Y Gweira Nature Reserve sits just outside the Common, and for this reason has probably received less grazing over the years than the rest of the SSSI, resulting in a dense thatch of rush and moorgrass developing. These dense and deep tussocks inhibit growth of more delicate plants, such as the various rarities and colourful wildflowers found on the site, and provide a less appealing meal for the cattle which are such an essential part of maintaining the rich grassland diversity.
Since the reserve is criss-crossed with deep ditches, where rarities such as Cornish moneywort and Royal fern flourish, cutting the grass was out of the question, and we began to consider burning as a potential method for opening up the grassland and encouraging grazing.
With special permission from Natural Resources Wales, a small patch of the reserve was chosen to carry out a carefully controlled burn.
The experts were brought in for this job, and after the site had been thoroughly checked for nesting birds and other vulnerable wildlife, the South Wales Fire Service moved in with their equipment.
The Fire Officers were incredibly skilled at controlling their fire, so that section by section the dead and dry tops of the tussocks were burnt off, with a fast and relatively ‘cool’ flame which causes little damage to the lower ground-level vegetation.
On hand were Fire Officers with beaters, blowers, and back-up water hoses, and our Valleys Volunteer Group, nervously supervising what turned out to be an impressive demonstration and surprisingly gentle process.
The practice of controlled burning is a traditional grassland management technique, which if employed carefully can be an effective tool for opening up and reinvigorating grassland.

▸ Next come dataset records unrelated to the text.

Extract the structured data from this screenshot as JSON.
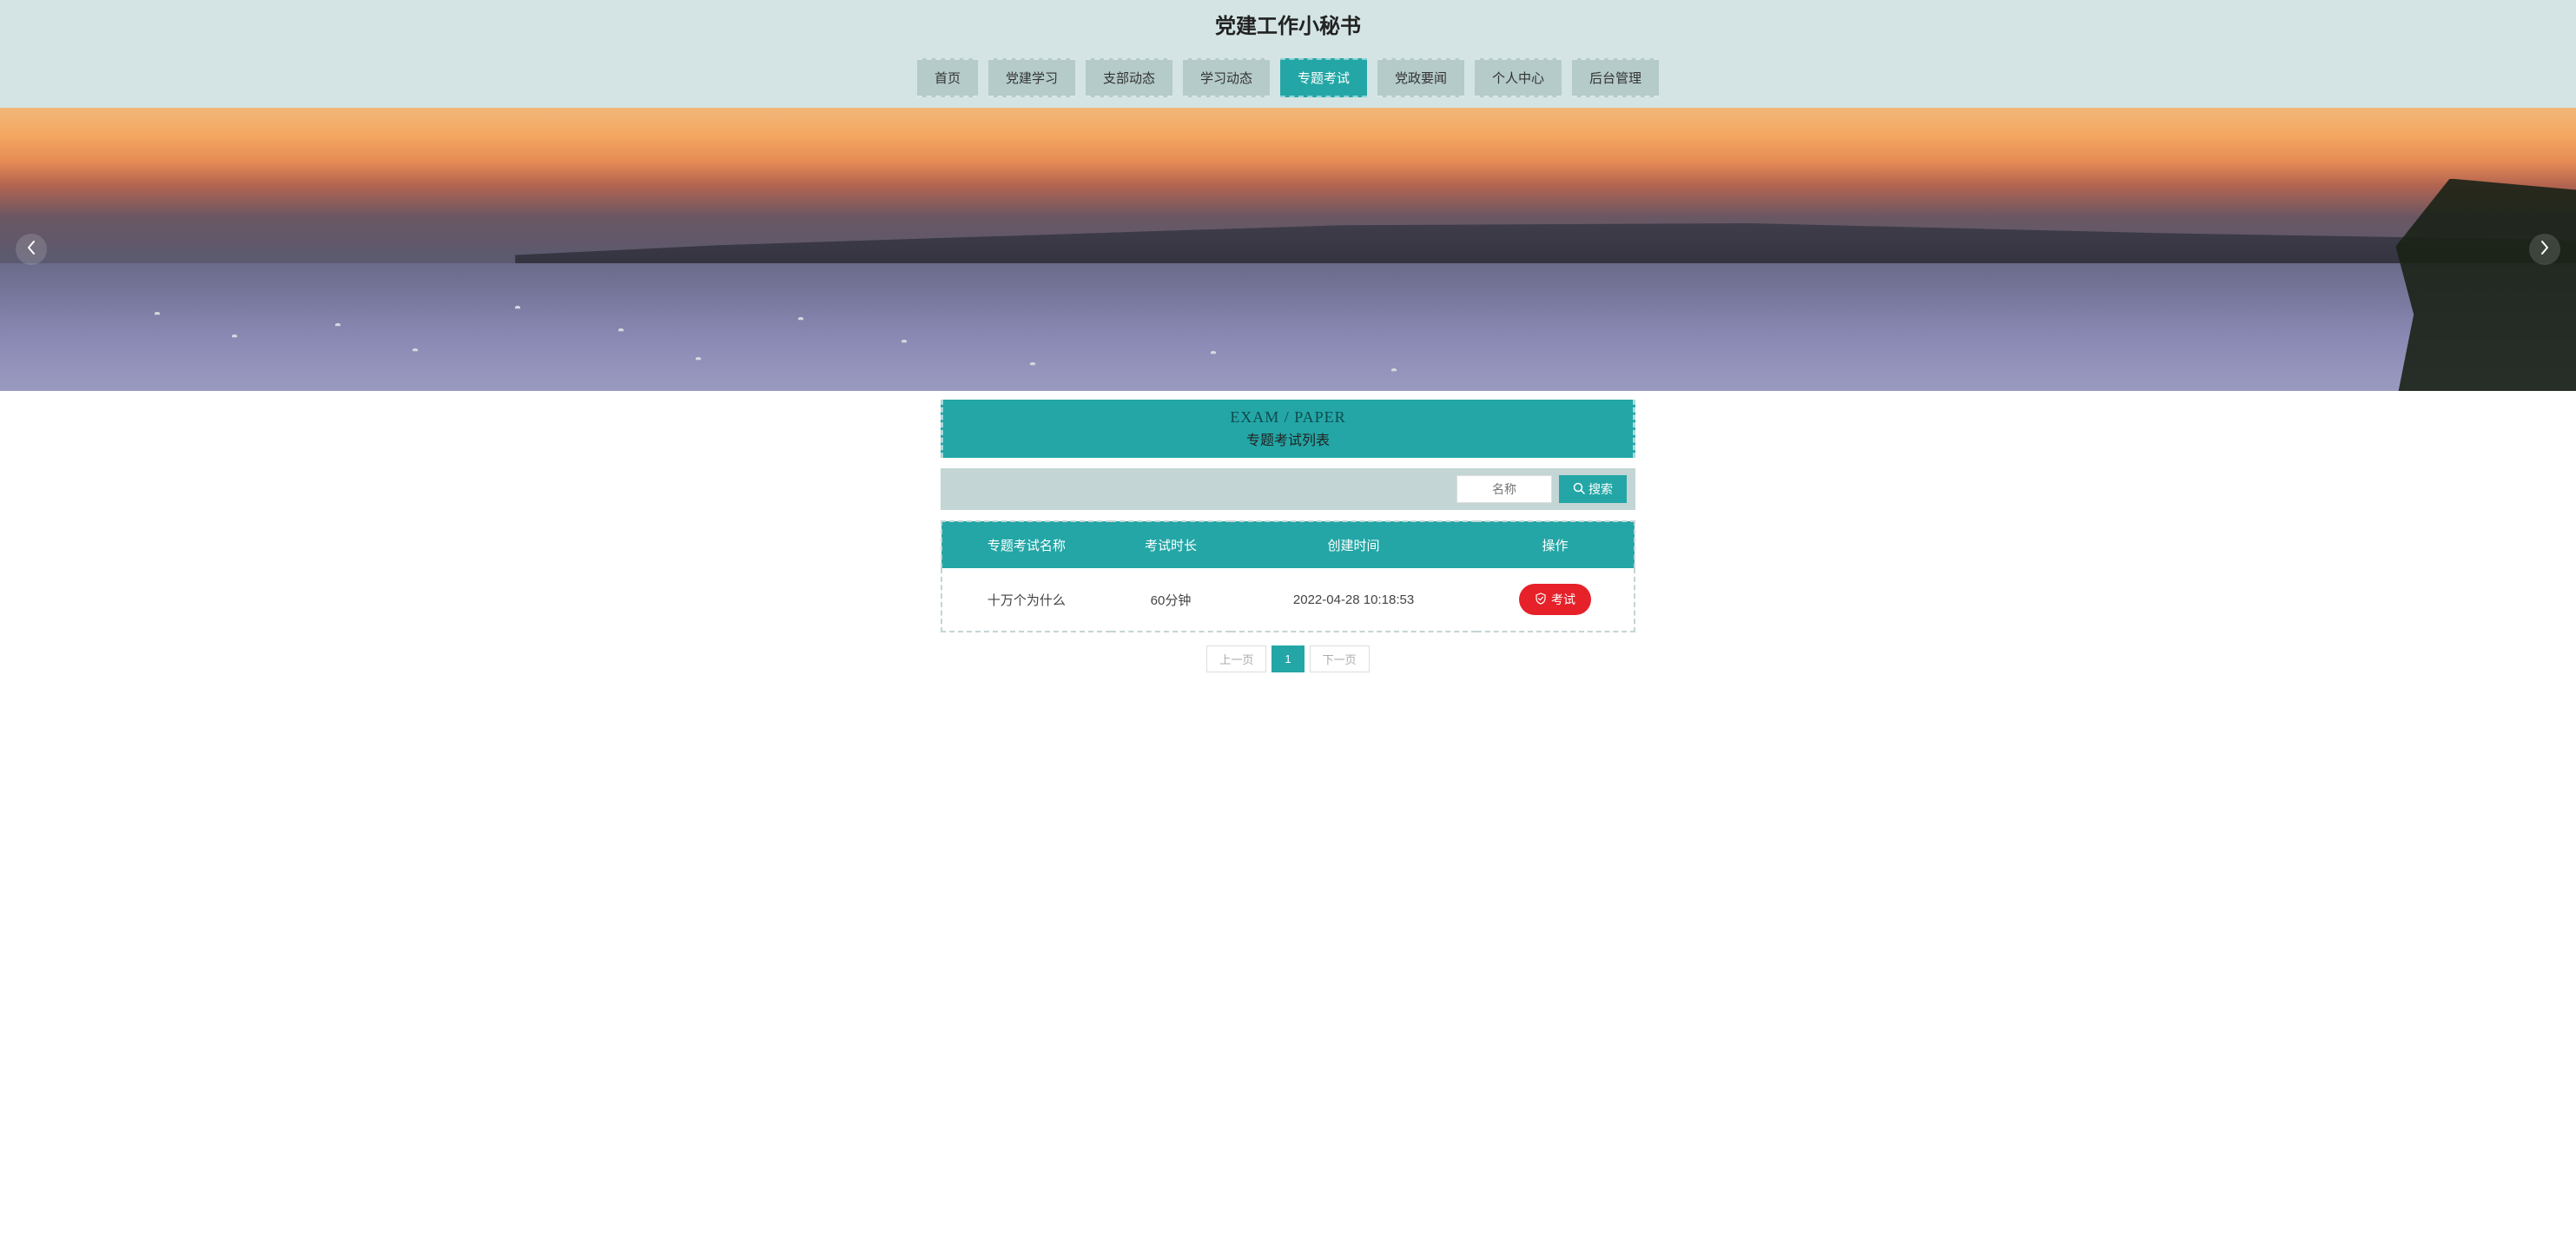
{
  "header": {
    "title": "党建工作小秘书"
  },
  "nav": {
    "items": [
      {
        "label": "首页"
      },
      {
        "label": "党建学习"
      },
      {
        "label": "支部动态"
      },
      {
        "label": "学习动态"
      },
      {
        "label": "专题考试",
        "active": true
      },
      {
        "label": "党政要闻"
      },
      {
        "label": "个人中心"
      },
      {
        "label": "后台管理"
      }
    ]
  },
  "section": {
    "title_en": "EXAM / PAPER",
    "title_cn": "专题考试列表"
  },
  "search": {
    "placeholder": "名称",
    "button": "搜索"
  },
  "table": {
    "headers": [
      "专题考试名称",
      "考试时长",
      "创建时间",
      "操作"
    ],
    "rows": [
      {
        "name": "十万个为什么",
        "duration": "60分钟",
        "created": "2022-04-28 10:18:53",
        "action": "考试"
      }
    ]
  },
  "pagination": {
    "prev": "上一页",
    "current": "1",
    "next": "下一页"
  },
  "colors": {
    "primary": "#24a6a6",
    "danger": "#e62129",
    "muted_bg": "#d4e4e4"
  }
}
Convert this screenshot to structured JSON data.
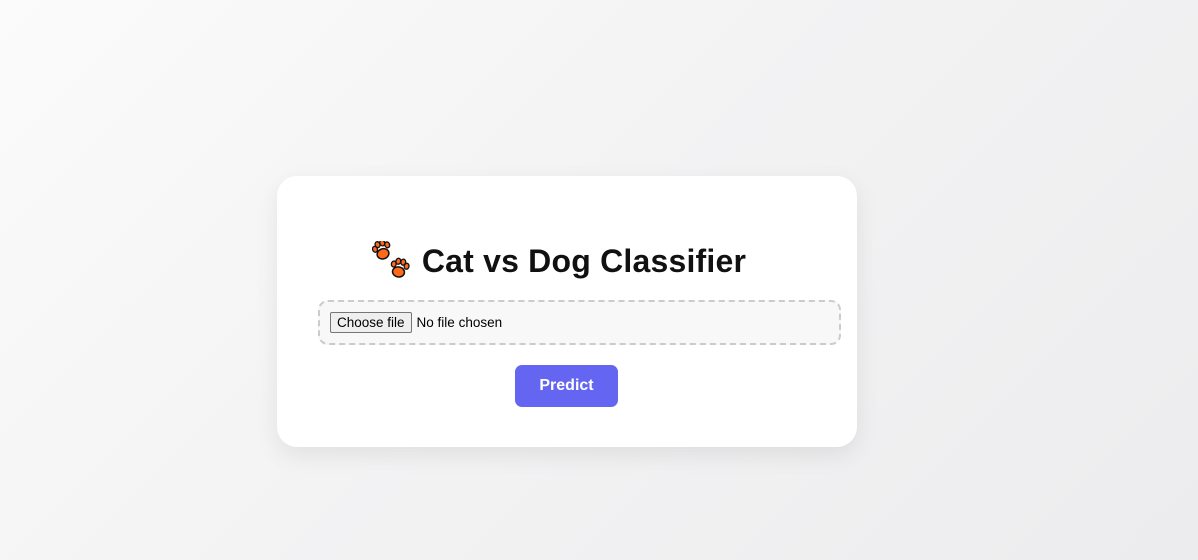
{
  "card": {
    "title": "Cat vs Dog Classifier",
    "title_icon": "paw-prints-icon"
  },
  "upload": {
    "choose_label": "Choose file",
    "status": "No file chosen"
  },
  "actions": {
    "predict_label": "Predict"
  },
  "colors": {
    "accent": "#6466f1",
    "paw": "#ff6a1a",
    "card_bg": "#ffffff",
    "page_bg": "#f3f3f4"
  }
}
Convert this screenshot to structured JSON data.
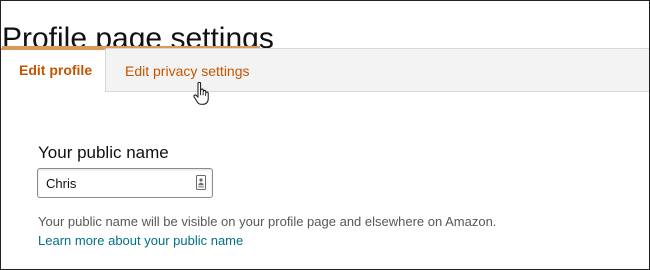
{
  "page": {
    "title": "Profile page settings"
  },
  "tabs": [
    {
      "label": "Edit profile",
      "active": true
    },
    {
      "label": "Edit privacy settings",
      "active": false
    }
  ],
  "public_name": {
    "heading": "Your public name",
    "value": "Chris",
    "field_icon": "contact-card-icon",
    "helper": "Your public name will be visible on your profile page and elsewhere on Amazon.",
    "learn_more": "Learn more about your public name"
  },
  "pointer": {
    "icon": "hand-pointer-icon"
  },
  "colors": {
    "tab_text": "#c45500",
    "accent_underline": "#d89a5e",
    "link": "#007185",
    "helper_text": "#565959",
    "tabbar_bg": "#f3f3f3"
  }
}
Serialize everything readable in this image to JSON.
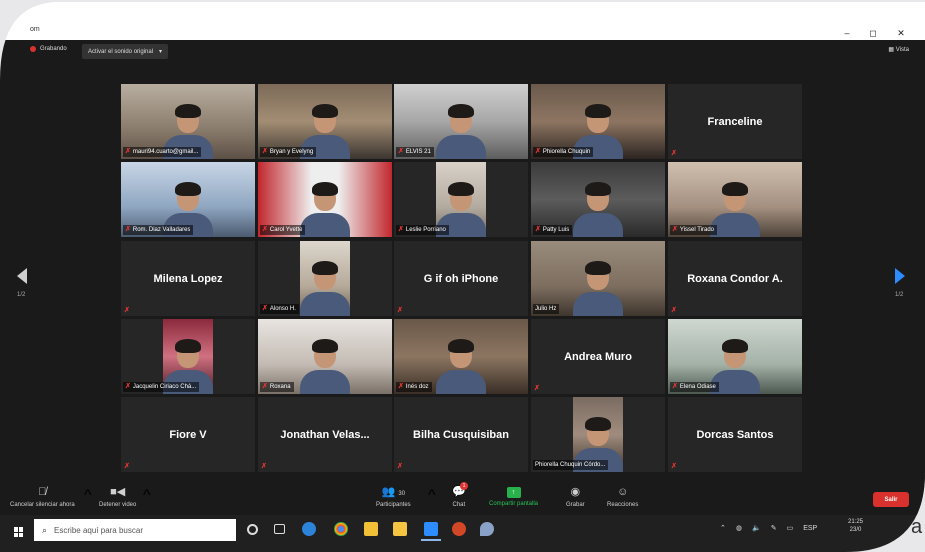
{
  "window": {
    "title": "om",
    "minimize": "–",
    "maximize": "◻",
    "close": "✕"
  },
  "topbar": {
    "recording_label": "Grabando",
    "audio_button": "Activar el sonido original",
    "audio_caret": "▾",
    "view_button": "Vista"
  },
  "pager": {
    "left": "1/2",
    "right": "1/2"
  },
  "tiles": [
    {
      "name": "mauri94.cuarto@gmail...",
      "video": "a",
      "muted": true
    },
    {
      "name": "Bryan y Evelyng",
      "video": "b",
      "muted": true
    },
    {
      "name": "ELVIS 21",
      "video": "c",
      "muted": true
    },
    {
      "name": "Phiorella Chuquin",
      "video": "d",
      "muted": true
    },
    {
      "big": "Franceline",
      "muted": true
    },
    {
      "name": "Rom. Diaz Valladares",
      "video": "f",
      "muted": true,
      "active": true
    },
    {
      "name": "Carol Yvette",
      "video": "g",
      "muted": true
    },
    {
      "name": "Leslie Porriano",
      "video": "e",
      "partial": true,
      "muted": true
    },
    {
      "name": "Patty Luis",
      "video": "i",
      "muted": true
    },
    {
      "name": "Yissel Tirado",
      "video": "j",
      "muted": true
    },
    {
      "big": "Milena Lopez",
      "muted": true
    },
    {
      "name": "Alonso H.",
      "video": "k",
      "partial": true,
      "muted": true
    },
    {
      "big": "G if oh iPhone",
      "muted": true
    },
    {
      "name": "Julio Hz",
      "video": "l",
      "muted": false
    },
    {
      "big": "Roxana Condor A.",
      "muted": true
    },
    {
      "name": "Jacquelin Ciriaco Chá...",
      "video": "m",
      "partial": true,
      "muted": true
    },
    {
      "name": "Roxana",
      "video": "n",
      "muted": true
    },
    {
      "name": "Inés doz",
      "video": "o",
      "muted": true
    },
    {
      "big": "Andrea Muro",
      "muted": true
    },
    {
      "name": "Elena Odiase",
      "video": "p",
      "muted": true
    },
    {
      "big": "Fiore V",
      "muted": true
    },
    {
      "big": "Jonathan  Velas...",
      "muted": true
    },
    {
      "big": "Bilha Cusquisiban",
      "muted": true
    },
    {
      "name": "Phiorella Chuquin Córdo...",
      "video": "q",
      "partial": true,
      "muted": false
    },
    {
      "big": "Dorcas Santos",
      "muted": true
    }
  ],
  "controls": {
    "unmute": "Cancelar silenciar ahora",
    "stop_video": "Detener video",
    "participants": "Participantes",
    "participants_count": "30",
    "chat": "Chat",
    "chat_badge": "1",
    "share": "Compartir pantalla",
    "record": "Grabar",
    "reactions": "Reacciones",
    "leave": "Salir",
    "caret": "^"
  },
  "taskbar": {
    "search_placeholder": "Escribe aquí para buscar",
    "tray_lang": "ESP",
    "time": "21:25",
    "date": "23/0"
  },
  "stray_text": "a",
  "colors": {
    "accent_blue": "#2d8cff",
    "share_green": "#28b24b",
    "leave_red": "#d9322e",
    "muted_red": "#e03434",
    "active_outline": "#b8d53a"
  }
}
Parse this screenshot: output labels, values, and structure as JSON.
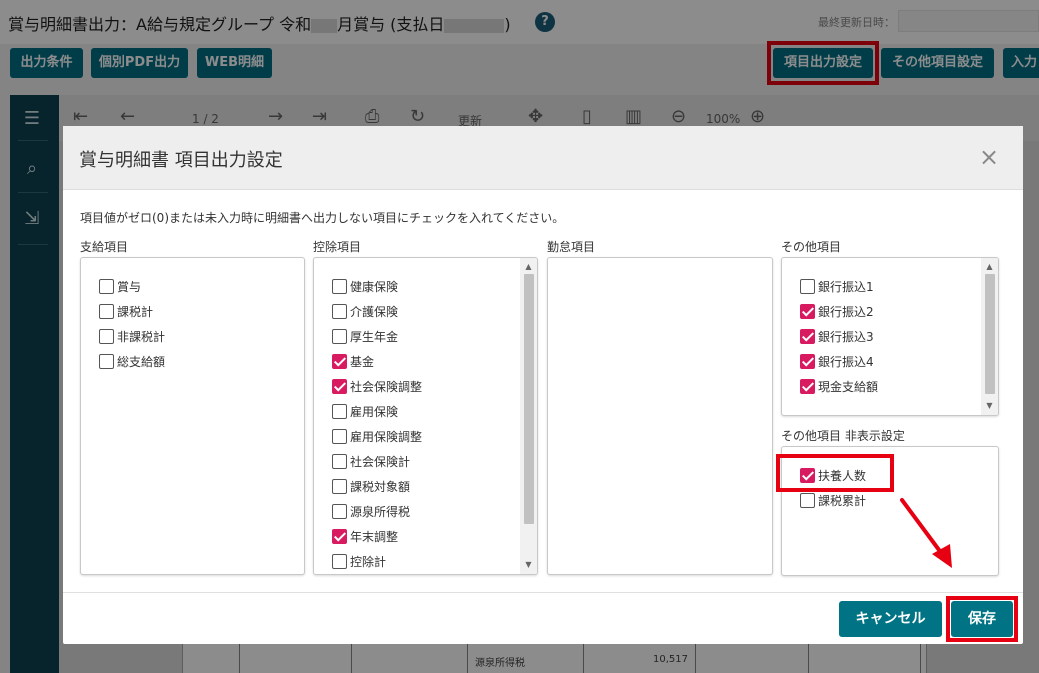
{
  "header": {
    "title_prefix": "賞与明細書出力：A給与規定グループ 令和",
    "title_mid": "月賞与 (支払日",
    "title_suffix": ")",
    "help_icon": "?",
    "last_updated_label": "最終更新日時："
  },
  "toolbar": {
    "output_conditions": "出力条件",
    "individual_pdf": "個別PDF出力",
    "web_statement": "WEB明細",
    "item_output_settings": "項目出力設定",
    "other_item_settings": "その他項目設定",
    "input": "入力"
  },
  "viewer": {
    "page_indicator": "1 / 2",
    "refresh_label": "更新",
    "zoom": "100%",
    "pdf_row_label": "源泉所得税",
    "pdf_row_value": "10,517"
  },
  "modal": {
    "title": "賞与明細書 項目出力設定",
    "close": "×",
    "instruction": "項目値がゼロ(0)または未入力時に明細書へ出力しない項目にチェックを入れてください。",
    "columns": {
      "payment": {
        "label": "支給項目",
        "items": [
          {
            "label": "賞与",
            "checked": false
          },
          {
            "label": "課税計",
            "checked": false
          },
          {
            "label": "非課税計",
            "checked": false
          },
          {
            "label": "総支給額",
            "checked": false
          }
        ]
      },
      "deduction": {
        "label": "控除項目",
        "items": [
          {
            "label": "健康保険",
            "checked": false
          },
          {
            "label": "介護保険",
            "checked": false
          },
          {
            "label": "厚生年金",
            "checked": false
          },
          {
            "label": "基金",
            "checked": true
          },
          {
            "label": "社会保険調整",
            "checked": true
          },
          {
            "label": "雇用保険",
            "checked": false
          },
          {
            "label": "雇用保険調整",
            "checked": false
          },
          {
            "label": "社会保険計",
            "checked": false
          },
          {
            "label": "課税対象額",
            "checked": false
          },
          {
            "label": "源泉所得税",
            "checked": false
          },
          {
            "label": "年末調整",
            "checked": true
          },
          {
            "label": "控除計",
            "checked": false
          }
        ]
      },
      "attendance": {
        "label": "勤怠項目",
        "items": []
      },
      "other": {
        "label": "その他項目",
        "items": [
          {
            "label": "銀行振込1",
            "checked": false
          },
          {
            "label": "銀行振込2",
            "checked": true
          },
          {
            "label": "銀行振込3",
            "checked": true
          },
          {
            "label": "銀行振込4",
            "checked": true
          },
          {
            "label": "現金支給額",
            "checked": true
          }
        ]
      },
      "other_hidden": {
        "label": "その他項目 非表示設定",
        "items": [
          {
            "label": "扶養人数",
            "checked": true
          },
          {
            "label": "課税累計",
            "checked": false
          }
        ]
      }
    },
    "cancel_button": "キャンセル",
    "save_button": "保存"
  },
  "colors": {
    "accent": "#006f86",
    "checkbox_checked": "#d81b60",
    "highlight": "#e60012",
    "sidebar": "#0e4350"
  }
}
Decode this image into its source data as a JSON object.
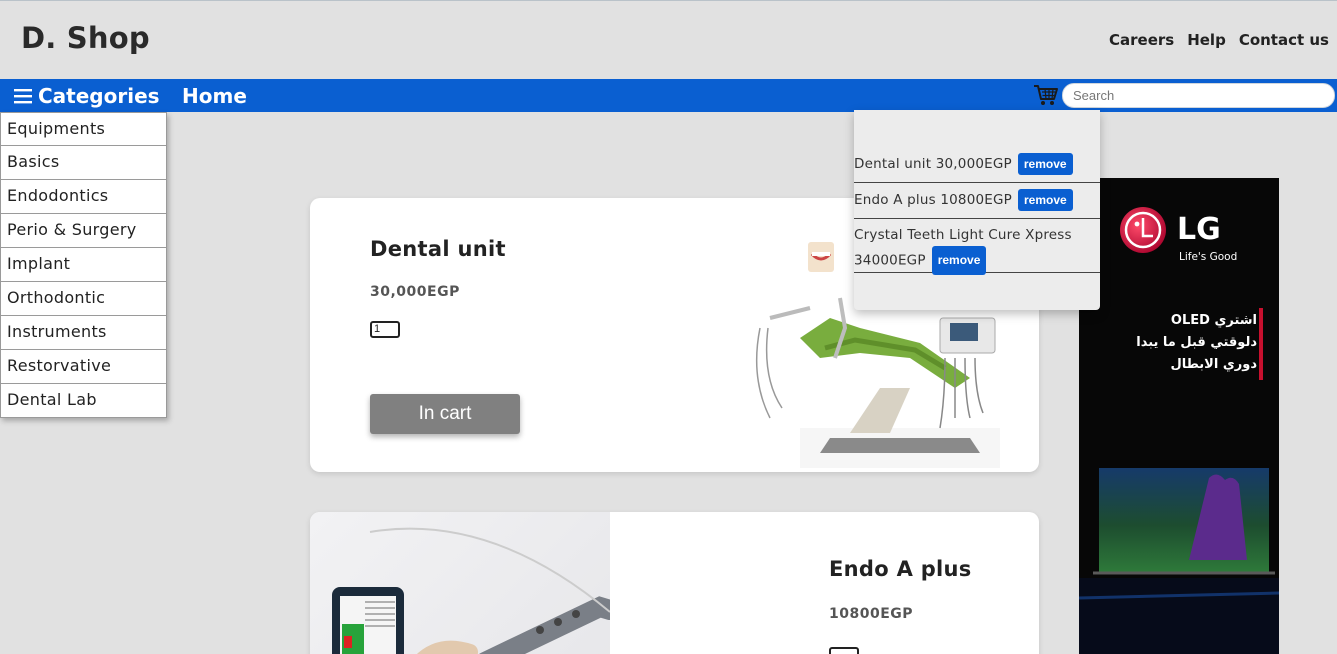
{
  "header": {
    "brand": "D. Shop",
    "links": [
      "Careers",
      "Help",
      "Contact us"
    ]
  },
  "navbar": {
    "categories_label": "Categories",
    "home_label": "Home",
    "search_placeholder": "Search",
    "accent_color": "#0a5fd1"
  },
  "categories": [
    "Equipments",
    "Basics",
    "Endodontics",
    "Perio & Surgery",
    "Implant",
    "Orthodontic",
    "Instruments",
    "Restorvative",
    "Dental Lab"
  ],
  "products": [
    {
      "name": "Dental unit",
      "price": "30,000EGP",
      "quantity": "1",
      "button_label": "In cart"
    },
    {
      "name": "Endo A plus",
      "price": "10800EGP",
      "quantity": ""
    }
  ],
  "cart": {
    "items": [
      {
        "text": "Dental unit 30,000EGP"
      },
      {
        "text": "Endo A plus 10800EGP"
      },
      {
        "text_line1": "Crystal Teeth Light Cure Xpress",
        "text_line2": "34000EGP"
      }
    ],
    "remove_label": "remove"
  },
  "ad": {
    "brand": "LG",
    "tagline": "Life's Good",
    "arabic_line1": "اشتري OLED",
    "arabic_line2": "دلوقتي قبل ما يبدا",
    "arabic_line3": "دوري الابطال"
  }
}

We’ve put that method to the test at Y Gweira, and we will be monitoring the patch closely over the next few years to see what changes will result from our carefully executed experiment.
As an added benefit, the Fire Service used the opportunity to train their team in a method of prescribed burning, which is an effective tool for controlling and preventing grassland arson incidents. By carrying out a controlled burn early in the year, combustible material such as dry grass and bracken can be removed from an arson hotspot, making it less vulnerable to fire-setters later in the spring when the fire service becomes so overstretched and our wildlife suffers most.
In the event of a wildfire, the method can also be used to create fire breaks and quickly stop its spread. Fighting fire with fire!